Information Extraction in Karma

This page presents the design to support information extraction in Karma. Suppose the user loads a worksheet that contains a column with text data, such as the biographies of artists.

###Invoking Information Extraction To extract entities, the user invokes the Information Extraction command:

This command creates a JSON document containing the input data for the Information Extraction service. The JSON document consists of an array of objects. Each object has a rowHash attribute, a Karma generated hash id for the worksheet row containing the text and a text attribute, which contains the text where we want to run extraction:

[
	{
		rowHash: "5f0266c4c326",
		text: "... Berninghaus attended the Saint Louis School of Fine Arts at night. ..."
	}
	,
	{
		rowHash: "c326b9a1ef9e",
		text: "Paris was where the 20th century was. ... attributed to Gertrude Stein prove apocryphal ..."
	}
	,
	{
		rowHash: "1ef9e39cb78c3",
		text: "The daughter of a furniture manufacturer, Anni Albers (Fleischmann) was born in Berlin. ..."
	}
]

###Information Extraction Service The Information Extraction Service is a REST service that accepts POST requests to perform information extraction. The body of the POST request is a JSON document such as the one listed above.

TBD: service arguments to control what it extracts and other aspects of its behavior.

The service performs information extraction on the data POSTed to it and returns a new JSON document as shown below. The document has an array containing an object for each of the objects POSTed to it. The rowHash is the key to relate the results to the input. The extractions object contains an attribute for each type of entity extracted. For each type of entity, there is an array containing all the extractions:

[
	{
		rowHash: "5f0266c4c326",
		extractions: 
		{
			people:
			[
				{ extraction: "Berninghaus", score: 1.0 },
				{ extraction: "Rober Florez", score: 0.9 }
			]
			,
			places:
			[
				{ extraction: "Saint Louis School of Fine Arts", score: 1.0 }
			]
			,
			dates:
			[
				{ extraction: "1873", score: 1.0 }
			]
		}
	}
	,
	{
		rowHash: "c326b9a1ef9e",
		extractions: 
		{
			people:
			[
				{ extraction: "Robert Stein", score: 1.0 }
			]
			,
			places:
			[
				{ extraction: "Paris", score: 1.0 }, 
				{ extraction: "Stockholm", score: 1.0 }
			]
			,
			dates:
			[
				{ extraction: "20th century", score: 0.7 },
				{ extraction: "1921", score: 1.0 },
			]
		}
	}
	,
	{
		rowHash: "1ef9e39cb78c3",
		extractions: 
		{
			people:
			[
				{ extraction: "Anni Albers", score: 1.0 },
				{ extraction: "Fleischmann", score: 0.9 },
				{ extraction: "Rosenthal", score: 0.8 }
			]
			,
			places:
			[
				{ extraction: "New York", score: 1.0 }
			]
			,
			dates:
			[
				{ extraction: "1932", score: 1.0 }
			]
		}
	}
]

###Receiving the Results in Karma When Karma receives the results, it incorporates them in the worksheet by joining based on rowHash. This joining operation will be implemented reusing the code that Frank is implementing for adding JSON values to a worksheet. The results will look as follows:

###Modeling the Results of Extraction In the first version, the user can model the results of extraction to integrate the results. In future versions we may be able to model the results automatically. In general this is not easy. For example, there are many ontologies for modeling people, so Karma needs to use the one that the user is using in his or her application. The following is an example of how the user may model the results:

###Curating the Results of Extraction Information extraction is noisy, so users must be able to curate the results of the extraction process. Even when the extraction is correct, the user may want to curate the results as the extracted data may be irrelevant. For example, in the first row the system correctly extracted Berninghaus from the bio, but the user is only interested in references to other people, so wishes to delete this self-reference. Similarly, the user may want to delete the 20th century extraction as the user is only interested in specific dates.

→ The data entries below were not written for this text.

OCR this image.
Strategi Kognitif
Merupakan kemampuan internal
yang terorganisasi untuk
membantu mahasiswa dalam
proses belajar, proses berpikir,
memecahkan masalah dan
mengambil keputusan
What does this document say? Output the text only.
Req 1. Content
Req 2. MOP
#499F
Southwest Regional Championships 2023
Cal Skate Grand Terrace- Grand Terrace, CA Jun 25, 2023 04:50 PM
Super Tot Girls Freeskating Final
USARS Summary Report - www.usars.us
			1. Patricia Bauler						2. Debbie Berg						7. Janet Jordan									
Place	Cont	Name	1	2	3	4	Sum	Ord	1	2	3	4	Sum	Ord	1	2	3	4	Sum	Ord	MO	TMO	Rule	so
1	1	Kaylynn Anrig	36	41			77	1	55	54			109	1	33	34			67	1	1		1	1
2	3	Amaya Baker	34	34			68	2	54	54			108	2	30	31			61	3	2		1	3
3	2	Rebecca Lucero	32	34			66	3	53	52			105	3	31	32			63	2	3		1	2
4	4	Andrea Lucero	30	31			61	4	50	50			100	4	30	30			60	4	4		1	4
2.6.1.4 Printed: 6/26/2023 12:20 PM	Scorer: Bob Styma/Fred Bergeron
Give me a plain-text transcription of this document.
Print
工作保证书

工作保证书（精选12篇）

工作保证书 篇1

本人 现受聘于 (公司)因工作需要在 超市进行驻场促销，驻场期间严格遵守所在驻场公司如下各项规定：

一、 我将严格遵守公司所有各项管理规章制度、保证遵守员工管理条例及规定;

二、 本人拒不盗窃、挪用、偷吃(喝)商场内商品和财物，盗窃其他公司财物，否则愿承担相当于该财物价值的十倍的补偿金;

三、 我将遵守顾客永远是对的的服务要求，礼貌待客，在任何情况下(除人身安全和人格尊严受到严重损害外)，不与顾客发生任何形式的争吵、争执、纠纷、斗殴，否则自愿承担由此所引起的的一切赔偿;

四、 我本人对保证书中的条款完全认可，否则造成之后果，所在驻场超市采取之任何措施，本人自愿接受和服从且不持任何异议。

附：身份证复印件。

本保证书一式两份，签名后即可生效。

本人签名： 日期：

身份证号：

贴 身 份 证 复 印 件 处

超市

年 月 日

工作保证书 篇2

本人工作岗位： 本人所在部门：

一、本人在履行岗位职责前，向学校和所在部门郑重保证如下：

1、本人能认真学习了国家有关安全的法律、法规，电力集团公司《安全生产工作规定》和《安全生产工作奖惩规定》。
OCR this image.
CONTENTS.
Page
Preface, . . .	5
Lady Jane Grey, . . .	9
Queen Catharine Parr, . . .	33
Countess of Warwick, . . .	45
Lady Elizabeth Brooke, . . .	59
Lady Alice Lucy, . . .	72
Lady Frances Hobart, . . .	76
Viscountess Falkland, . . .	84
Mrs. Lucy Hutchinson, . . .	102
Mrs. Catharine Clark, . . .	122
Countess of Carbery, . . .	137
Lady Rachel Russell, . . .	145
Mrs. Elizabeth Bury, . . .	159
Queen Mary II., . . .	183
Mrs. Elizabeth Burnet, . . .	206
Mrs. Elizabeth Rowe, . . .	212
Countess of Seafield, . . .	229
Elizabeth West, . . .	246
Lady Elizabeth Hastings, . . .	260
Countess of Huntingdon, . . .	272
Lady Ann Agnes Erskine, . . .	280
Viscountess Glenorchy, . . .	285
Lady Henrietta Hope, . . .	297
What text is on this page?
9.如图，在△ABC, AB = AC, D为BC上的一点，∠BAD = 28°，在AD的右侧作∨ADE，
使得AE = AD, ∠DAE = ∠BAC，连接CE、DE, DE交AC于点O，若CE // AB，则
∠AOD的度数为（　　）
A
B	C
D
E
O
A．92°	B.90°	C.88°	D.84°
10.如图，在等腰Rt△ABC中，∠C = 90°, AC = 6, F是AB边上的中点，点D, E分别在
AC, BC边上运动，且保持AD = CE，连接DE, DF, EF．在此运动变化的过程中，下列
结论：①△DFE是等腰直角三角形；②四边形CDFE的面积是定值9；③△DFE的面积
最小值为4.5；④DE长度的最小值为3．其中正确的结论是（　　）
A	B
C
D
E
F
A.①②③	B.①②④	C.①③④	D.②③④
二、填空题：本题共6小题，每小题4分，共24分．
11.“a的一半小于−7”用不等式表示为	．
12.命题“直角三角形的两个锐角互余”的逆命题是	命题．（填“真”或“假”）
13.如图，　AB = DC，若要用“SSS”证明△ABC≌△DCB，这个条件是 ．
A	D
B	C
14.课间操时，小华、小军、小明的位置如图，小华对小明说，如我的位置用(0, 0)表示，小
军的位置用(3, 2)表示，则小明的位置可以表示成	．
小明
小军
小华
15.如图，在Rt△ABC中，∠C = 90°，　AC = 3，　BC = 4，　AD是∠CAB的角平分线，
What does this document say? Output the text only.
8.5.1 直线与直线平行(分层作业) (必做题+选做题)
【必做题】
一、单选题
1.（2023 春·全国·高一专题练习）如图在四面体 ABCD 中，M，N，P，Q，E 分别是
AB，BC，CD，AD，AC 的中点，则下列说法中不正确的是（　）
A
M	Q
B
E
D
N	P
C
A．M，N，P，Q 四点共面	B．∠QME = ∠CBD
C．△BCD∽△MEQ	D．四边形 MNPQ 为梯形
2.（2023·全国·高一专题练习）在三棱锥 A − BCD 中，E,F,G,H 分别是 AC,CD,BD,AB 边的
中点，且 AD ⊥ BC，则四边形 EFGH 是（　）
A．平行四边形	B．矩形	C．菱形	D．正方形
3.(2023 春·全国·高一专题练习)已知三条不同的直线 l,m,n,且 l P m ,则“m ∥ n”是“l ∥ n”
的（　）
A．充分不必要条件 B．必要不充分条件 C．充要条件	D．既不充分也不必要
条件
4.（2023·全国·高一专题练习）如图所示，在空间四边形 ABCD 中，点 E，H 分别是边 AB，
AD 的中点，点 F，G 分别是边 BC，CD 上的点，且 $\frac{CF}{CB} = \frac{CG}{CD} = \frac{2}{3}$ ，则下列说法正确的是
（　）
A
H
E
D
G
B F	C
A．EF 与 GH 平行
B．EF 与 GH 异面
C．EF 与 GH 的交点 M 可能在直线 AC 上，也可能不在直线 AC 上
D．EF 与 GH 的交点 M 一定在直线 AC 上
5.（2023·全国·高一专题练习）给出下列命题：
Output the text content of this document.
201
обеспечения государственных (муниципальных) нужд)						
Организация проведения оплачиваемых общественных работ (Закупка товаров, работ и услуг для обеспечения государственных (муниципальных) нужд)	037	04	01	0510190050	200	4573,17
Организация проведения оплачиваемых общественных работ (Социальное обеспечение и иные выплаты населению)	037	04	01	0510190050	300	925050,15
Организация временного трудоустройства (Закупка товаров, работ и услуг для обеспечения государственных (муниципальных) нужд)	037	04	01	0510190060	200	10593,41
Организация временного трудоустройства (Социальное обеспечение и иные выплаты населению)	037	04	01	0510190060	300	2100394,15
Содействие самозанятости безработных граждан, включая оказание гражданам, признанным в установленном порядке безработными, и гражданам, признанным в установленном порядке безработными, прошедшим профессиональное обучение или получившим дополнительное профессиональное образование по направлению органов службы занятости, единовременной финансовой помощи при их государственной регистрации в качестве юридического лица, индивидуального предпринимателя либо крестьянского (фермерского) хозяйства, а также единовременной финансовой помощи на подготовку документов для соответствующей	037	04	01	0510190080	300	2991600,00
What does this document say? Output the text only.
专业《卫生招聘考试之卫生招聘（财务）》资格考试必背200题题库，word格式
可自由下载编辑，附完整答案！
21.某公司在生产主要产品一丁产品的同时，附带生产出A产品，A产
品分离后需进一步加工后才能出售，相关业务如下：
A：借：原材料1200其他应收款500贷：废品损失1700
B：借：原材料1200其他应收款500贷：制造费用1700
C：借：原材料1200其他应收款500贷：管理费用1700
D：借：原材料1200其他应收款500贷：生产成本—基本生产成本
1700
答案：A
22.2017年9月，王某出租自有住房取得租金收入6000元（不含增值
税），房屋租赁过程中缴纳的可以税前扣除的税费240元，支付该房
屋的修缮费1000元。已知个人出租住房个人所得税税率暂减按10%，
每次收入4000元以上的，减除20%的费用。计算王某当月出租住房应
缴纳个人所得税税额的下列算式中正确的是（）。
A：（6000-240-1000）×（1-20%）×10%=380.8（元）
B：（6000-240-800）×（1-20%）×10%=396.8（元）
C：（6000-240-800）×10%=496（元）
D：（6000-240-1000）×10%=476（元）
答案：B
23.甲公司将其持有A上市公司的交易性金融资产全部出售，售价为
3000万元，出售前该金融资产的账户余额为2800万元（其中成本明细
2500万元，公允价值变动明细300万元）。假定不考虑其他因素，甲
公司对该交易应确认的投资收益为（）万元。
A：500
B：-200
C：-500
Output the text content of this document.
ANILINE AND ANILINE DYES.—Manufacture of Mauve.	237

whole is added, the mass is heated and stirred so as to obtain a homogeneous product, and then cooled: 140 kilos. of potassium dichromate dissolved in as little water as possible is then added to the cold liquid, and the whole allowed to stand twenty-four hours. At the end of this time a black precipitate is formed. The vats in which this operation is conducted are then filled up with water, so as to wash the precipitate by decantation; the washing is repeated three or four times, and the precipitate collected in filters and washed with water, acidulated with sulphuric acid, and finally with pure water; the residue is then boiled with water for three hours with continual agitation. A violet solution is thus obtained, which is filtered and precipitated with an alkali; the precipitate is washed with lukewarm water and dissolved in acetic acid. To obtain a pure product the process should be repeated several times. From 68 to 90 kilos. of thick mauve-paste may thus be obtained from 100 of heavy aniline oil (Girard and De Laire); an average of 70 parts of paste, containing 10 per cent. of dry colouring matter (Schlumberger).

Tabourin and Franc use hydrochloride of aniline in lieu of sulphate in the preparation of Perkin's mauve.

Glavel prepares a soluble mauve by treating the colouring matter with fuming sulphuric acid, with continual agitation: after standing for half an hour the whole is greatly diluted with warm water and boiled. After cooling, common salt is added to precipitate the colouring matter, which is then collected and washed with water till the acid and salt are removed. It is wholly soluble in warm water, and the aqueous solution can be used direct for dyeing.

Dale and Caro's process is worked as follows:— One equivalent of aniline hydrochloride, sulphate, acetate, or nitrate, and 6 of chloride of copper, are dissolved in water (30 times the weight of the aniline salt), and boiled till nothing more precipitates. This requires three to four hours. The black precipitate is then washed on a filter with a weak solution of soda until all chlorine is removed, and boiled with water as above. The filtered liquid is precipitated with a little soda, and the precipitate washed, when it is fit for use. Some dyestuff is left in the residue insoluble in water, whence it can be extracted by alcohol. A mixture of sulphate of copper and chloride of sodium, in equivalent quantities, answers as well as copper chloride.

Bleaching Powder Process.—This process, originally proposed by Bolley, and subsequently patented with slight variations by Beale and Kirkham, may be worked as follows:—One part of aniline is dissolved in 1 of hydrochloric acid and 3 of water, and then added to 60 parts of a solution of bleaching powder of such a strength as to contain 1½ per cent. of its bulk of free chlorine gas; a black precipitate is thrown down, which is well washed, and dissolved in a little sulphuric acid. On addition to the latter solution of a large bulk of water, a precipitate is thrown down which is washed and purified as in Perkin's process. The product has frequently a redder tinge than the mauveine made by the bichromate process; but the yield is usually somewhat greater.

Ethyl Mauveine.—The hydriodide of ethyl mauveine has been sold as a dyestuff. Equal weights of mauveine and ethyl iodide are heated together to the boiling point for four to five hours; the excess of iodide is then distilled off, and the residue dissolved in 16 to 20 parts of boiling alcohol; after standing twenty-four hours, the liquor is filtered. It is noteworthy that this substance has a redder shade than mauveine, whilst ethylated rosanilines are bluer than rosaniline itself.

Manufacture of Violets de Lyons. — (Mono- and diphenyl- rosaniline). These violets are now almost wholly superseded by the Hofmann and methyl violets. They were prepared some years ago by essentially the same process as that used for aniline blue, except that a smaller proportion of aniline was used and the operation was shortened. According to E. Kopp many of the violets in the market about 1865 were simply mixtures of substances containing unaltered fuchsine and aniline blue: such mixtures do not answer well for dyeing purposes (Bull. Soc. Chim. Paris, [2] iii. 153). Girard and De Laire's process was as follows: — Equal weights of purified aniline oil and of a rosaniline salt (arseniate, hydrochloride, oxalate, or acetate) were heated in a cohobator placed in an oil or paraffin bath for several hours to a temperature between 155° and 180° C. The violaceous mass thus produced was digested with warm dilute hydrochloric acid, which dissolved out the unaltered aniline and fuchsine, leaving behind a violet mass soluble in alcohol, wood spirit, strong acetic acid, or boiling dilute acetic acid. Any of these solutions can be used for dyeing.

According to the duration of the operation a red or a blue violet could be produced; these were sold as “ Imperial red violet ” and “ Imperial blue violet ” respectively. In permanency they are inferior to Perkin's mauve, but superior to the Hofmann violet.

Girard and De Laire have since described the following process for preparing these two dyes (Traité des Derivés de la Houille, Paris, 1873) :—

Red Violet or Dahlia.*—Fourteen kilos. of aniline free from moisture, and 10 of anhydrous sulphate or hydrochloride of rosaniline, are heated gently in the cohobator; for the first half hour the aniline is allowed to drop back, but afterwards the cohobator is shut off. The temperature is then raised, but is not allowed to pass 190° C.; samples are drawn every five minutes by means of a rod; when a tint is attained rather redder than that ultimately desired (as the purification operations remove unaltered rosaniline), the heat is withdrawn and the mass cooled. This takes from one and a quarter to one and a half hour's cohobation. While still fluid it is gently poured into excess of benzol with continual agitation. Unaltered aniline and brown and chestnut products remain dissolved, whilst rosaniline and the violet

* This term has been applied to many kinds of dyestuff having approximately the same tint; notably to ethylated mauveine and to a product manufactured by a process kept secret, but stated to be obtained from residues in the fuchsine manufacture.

The curation process consists of two steps:

Selecting the rows to operate on (this is a topic of another design note)
Deleting the selected rows (also a topic of another design note)

###Reusing Previous Extraction Results The Information Extraction command will be saved in the command history as part of the R2RML model, and Karma will replay it every time the user applies the model to a worksheet. Extraction is expensive, so we don't want to re-run the extraction process each time a user loads the same worksheet again (we do this all the time when working on an application).

The Information Extraction command should cache the extraction results in a local database. MongoDB is appropriate as it is a document database optimized to store JSON documents. The database should be indexed by rowHash to enable quick loading of results.